Makula dejenerasyonu

Maküler dejenerasyon (AMD) genellikle yaşlılarda görülen bir hastalıktır. Uzun süre güneş ışığına maruz kalmanın yaşa bağlı makula dejenerasyonu gelişme riskini artırabileceğine inanılmaktadır. Bu durumun nedeni, UV radyasyonunun etkisi altındaki oksidasyon işlemidir. Maküler dejenerasyon riski nasıl azaltılır?

Sarı nokta, en küçük detayların en hassas şekilde görünmesinden sorumlu olan retinanın orta kısmıdır. Yaşla birlikte sarı nokta daha ince ve daha ince hale gelebilir. Aşırı durumlarda, körlüğe bile yol açabilir. Bu durum tedavi edilmezse, görme kaybının olabileceği dikkate alınmalıdır.
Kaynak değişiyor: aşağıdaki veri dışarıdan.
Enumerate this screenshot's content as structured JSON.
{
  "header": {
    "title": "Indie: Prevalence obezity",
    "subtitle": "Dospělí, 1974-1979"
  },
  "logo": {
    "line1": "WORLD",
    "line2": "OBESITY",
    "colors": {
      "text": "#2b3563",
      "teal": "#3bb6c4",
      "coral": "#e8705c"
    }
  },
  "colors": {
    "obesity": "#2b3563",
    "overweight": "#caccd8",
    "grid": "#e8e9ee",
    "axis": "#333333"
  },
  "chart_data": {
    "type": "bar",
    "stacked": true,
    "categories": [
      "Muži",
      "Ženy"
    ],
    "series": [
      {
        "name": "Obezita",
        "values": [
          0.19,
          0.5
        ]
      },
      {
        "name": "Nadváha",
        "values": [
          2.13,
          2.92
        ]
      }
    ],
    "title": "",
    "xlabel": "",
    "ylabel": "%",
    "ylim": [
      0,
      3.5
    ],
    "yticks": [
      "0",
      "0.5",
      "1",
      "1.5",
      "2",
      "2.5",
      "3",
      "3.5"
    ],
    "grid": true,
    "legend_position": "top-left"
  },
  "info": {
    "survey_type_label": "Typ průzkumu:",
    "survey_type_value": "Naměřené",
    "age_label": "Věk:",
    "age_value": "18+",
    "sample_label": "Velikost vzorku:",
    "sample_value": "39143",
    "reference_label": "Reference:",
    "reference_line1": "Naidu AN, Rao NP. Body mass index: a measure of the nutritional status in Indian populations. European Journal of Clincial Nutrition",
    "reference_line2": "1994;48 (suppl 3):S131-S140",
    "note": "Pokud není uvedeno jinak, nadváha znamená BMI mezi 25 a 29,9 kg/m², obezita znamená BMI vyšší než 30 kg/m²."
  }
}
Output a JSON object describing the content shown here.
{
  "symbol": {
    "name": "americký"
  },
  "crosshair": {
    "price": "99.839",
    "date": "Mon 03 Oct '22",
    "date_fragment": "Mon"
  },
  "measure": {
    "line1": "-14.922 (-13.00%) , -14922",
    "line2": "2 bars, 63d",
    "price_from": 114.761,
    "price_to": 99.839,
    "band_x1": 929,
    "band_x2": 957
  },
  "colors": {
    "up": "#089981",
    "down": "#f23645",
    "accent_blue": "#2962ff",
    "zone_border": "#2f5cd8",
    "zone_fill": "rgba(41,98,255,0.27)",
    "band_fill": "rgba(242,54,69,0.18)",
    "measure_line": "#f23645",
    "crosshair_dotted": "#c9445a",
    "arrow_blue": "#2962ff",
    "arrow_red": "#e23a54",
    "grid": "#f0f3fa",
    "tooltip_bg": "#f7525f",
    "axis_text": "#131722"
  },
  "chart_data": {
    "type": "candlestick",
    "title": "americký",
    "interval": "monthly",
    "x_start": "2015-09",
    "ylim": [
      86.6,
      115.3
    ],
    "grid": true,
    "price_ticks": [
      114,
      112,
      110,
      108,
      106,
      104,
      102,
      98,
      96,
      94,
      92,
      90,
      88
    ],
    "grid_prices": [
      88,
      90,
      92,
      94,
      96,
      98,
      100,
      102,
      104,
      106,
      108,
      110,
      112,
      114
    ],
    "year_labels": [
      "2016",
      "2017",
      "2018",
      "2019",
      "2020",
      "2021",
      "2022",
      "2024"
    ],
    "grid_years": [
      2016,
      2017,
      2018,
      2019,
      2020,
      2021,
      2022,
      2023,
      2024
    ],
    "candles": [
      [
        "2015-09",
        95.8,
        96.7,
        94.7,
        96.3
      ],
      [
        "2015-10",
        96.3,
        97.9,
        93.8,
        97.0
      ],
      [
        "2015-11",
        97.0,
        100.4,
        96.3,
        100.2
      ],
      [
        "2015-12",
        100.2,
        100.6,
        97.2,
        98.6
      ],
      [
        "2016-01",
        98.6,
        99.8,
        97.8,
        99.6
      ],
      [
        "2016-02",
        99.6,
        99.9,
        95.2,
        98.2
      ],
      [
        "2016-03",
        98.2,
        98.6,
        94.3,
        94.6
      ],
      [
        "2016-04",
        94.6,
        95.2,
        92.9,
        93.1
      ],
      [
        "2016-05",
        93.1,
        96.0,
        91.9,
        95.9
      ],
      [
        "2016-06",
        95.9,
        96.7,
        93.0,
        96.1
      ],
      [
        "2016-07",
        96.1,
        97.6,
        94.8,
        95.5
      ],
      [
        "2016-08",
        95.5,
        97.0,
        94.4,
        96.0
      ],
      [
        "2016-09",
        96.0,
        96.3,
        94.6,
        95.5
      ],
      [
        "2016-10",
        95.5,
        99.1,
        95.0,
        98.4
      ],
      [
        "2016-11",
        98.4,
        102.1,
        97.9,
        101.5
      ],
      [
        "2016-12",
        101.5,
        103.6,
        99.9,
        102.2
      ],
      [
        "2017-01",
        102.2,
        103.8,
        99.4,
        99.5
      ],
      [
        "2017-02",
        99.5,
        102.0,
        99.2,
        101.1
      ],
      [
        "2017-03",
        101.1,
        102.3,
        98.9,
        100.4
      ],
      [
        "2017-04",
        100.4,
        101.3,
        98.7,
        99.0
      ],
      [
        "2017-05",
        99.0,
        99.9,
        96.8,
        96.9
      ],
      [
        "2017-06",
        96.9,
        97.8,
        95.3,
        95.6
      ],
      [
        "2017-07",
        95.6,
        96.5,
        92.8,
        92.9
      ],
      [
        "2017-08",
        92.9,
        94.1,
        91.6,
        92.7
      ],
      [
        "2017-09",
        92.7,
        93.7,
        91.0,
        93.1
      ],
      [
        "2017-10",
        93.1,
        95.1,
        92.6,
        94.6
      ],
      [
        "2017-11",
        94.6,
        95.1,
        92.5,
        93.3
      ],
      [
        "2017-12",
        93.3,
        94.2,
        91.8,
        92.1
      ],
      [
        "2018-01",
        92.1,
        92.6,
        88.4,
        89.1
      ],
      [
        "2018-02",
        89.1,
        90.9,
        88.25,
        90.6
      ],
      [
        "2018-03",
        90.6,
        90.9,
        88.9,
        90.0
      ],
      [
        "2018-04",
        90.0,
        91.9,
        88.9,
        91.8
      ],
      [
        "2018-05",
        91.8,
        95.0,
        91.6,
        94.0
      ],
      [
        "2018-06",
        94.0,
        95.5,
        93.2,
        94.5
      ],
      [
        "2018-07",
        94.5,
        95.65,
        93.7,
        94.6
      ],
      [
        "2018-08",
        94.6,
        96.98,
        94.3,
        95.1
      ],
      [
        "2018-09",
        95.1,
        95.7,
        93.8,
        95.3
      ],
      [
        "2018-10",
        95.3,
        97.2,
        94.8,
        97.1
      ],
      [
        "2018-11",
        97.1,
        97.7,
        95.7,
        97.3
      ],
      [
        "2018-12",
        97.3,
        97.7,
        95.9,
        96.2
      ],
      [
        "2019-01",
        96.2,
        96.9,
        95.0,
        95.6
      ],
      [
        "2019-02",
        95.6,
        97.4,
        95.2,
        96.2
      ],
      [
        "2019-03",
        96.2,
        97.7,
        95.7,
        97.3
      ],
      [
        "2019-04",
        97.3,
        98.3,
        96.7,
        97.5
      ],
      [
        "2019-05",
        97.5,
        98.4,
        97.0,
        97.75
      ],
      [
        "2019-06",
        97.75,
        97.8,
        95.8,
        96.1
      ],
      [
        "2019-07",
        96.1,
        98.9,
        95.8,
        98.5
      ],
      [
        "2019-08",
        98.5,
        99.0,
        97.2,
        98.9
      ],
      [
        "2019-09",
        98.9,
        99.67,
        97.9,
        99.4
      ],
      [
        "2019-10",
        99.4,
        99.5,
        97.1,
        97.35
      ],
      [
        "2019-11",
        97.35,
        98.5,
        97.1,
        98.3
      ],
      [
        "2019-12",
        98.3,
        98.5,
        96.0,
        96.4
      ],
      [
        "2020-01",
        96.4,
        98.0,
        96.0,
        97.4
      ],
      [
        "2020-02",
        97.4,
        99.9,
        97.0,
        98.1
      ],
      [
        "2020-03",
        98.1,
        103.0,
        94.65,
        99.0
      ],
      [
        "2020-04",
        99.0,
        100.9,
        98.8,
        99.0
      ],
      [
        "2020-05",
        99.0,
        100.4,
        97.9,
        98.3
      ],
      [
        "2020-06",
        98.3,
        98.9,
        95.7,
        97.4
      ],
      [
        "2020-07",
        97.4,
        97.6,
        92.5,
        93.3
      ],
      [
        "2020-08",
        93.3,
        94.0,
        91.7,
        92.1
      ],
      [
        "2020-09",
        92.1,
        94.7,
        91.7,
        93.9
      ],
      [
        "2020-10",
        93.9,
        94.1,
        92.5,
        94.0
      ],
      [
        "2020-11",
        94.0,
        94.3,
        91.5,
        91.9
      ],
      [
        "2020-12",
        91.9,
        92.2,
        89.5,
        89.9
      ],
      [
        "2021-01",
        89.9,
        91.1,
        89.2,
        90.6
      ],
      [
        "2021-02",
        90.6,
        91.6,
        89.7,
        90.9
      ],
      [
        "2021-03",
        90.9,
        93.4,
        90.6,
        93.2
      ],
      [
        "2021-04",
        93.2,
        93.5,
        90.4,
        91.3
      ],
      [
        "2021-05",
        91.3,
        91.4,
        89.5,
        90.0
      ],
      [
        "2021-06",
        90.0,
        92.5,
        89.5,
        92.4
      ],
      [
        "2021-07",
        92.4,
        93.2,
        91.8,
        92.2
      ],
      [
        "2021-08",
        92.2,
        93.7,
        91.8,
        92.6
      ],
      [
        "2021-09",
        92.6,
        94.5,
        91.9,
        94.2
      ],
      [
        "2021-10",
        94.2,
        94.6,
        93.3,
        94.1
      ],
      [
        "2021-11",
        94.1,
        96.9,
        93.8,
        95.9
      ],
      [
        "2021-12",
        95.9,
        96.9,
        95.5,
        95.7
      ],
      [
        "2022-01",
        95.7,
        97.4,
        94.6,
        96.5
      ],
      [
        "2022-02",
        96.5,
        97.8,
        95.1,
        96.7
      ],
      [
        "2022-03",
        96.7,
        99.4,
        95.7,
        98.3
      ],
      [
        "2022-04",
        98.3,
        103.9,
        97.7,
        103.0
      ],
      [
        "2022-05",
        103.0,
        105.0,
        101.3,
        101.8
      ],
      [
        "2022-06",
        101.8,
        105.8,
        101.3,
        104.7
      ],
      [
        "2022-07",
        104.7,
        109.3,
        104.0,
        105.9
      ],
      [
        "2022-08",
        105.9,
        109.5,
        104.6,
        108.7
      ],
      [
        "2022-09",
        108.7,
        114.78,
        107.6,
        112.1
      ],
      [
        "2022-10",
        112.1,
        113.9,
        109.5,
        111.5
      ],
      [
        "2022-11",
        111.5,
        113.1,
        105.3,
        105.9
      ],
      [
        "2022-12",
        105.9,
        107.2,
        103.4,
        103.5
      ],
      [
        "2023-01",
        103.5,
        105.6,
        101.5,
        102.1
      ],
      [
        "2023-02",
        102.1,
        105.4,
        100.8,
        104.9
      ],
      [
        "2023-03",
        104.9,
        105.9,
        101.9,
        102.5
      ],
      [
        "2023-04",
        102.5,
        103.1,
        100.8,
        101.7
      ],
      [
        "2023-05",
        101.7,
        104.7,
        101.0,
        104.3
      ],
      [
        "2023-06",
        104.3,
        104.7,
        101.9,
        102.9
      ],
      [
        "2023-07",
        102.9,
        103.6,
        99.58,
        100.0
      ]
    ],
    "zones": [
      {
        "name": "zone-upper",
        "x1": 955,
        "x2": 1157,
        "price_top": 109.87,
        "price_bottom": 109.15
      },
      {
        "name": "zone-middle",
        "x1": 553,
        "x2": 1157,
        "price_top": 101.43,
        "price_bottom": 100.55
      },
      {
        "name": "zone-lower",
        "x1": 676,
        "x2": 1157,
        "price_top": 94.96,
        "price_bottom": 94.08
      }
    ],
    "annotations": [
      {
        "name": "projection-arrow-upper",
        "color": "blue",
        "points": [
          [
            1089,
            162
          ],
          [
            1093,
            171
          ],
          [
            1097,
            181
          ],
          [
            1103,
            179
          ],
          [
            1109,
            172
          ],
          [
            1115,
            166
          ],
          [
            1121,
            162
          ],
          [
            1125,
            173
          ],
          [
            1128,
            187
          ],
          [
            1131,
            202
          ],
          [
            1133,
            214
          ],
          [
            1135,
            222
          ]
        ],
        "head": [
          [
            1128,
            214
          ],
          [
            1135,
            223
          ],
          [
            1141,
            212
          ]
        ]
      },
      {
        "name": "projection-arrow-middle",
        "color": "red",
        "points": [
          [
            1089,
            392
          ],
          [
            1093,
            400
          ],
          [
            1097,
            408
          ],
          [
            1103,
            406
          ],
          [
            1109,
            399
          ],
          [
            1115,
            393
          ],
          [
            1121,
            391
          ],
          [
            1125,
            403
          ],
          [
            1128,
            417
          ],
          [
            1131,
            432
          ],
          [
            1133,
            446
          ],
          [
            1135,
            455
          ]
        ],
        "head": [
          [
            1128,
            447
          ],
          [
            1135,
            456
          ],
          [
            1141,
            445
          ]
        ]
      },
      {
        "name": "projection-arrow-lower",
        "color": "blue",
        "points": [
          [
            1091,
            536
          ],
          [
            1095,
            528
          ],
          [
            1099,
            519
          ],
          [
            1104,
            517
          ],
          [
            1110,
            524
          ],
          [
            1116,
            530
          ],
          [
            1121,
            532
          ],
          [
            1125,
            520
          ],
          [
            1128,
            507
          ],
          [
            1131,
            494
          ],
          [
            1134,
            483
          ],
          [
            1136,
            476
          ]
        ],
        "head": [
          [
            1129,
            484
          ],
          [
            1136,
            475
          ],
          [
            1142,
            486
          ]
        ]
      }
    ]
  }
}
Diğer tüm organlarda olduğu gibi, gözdeki makula da serbest radikallere maruz kalır. Makula’nın oksidatif strese duyarlılığı, yüksek oksijen ihtiyacı ve yoğun ışık gibi faktörlerle artar. Sarı nokta çok zengin bir şekilde kanla beslenir ve hücrelerinde yoğun metabolik işlemler meydana gelir. Oksijen ve enerji için bu dokunun hücrelerinin talebi çok yüksektir ve metabolik yan ürünler oldukça etkili ve hızlı bir şekilde çıkarılmalıdır.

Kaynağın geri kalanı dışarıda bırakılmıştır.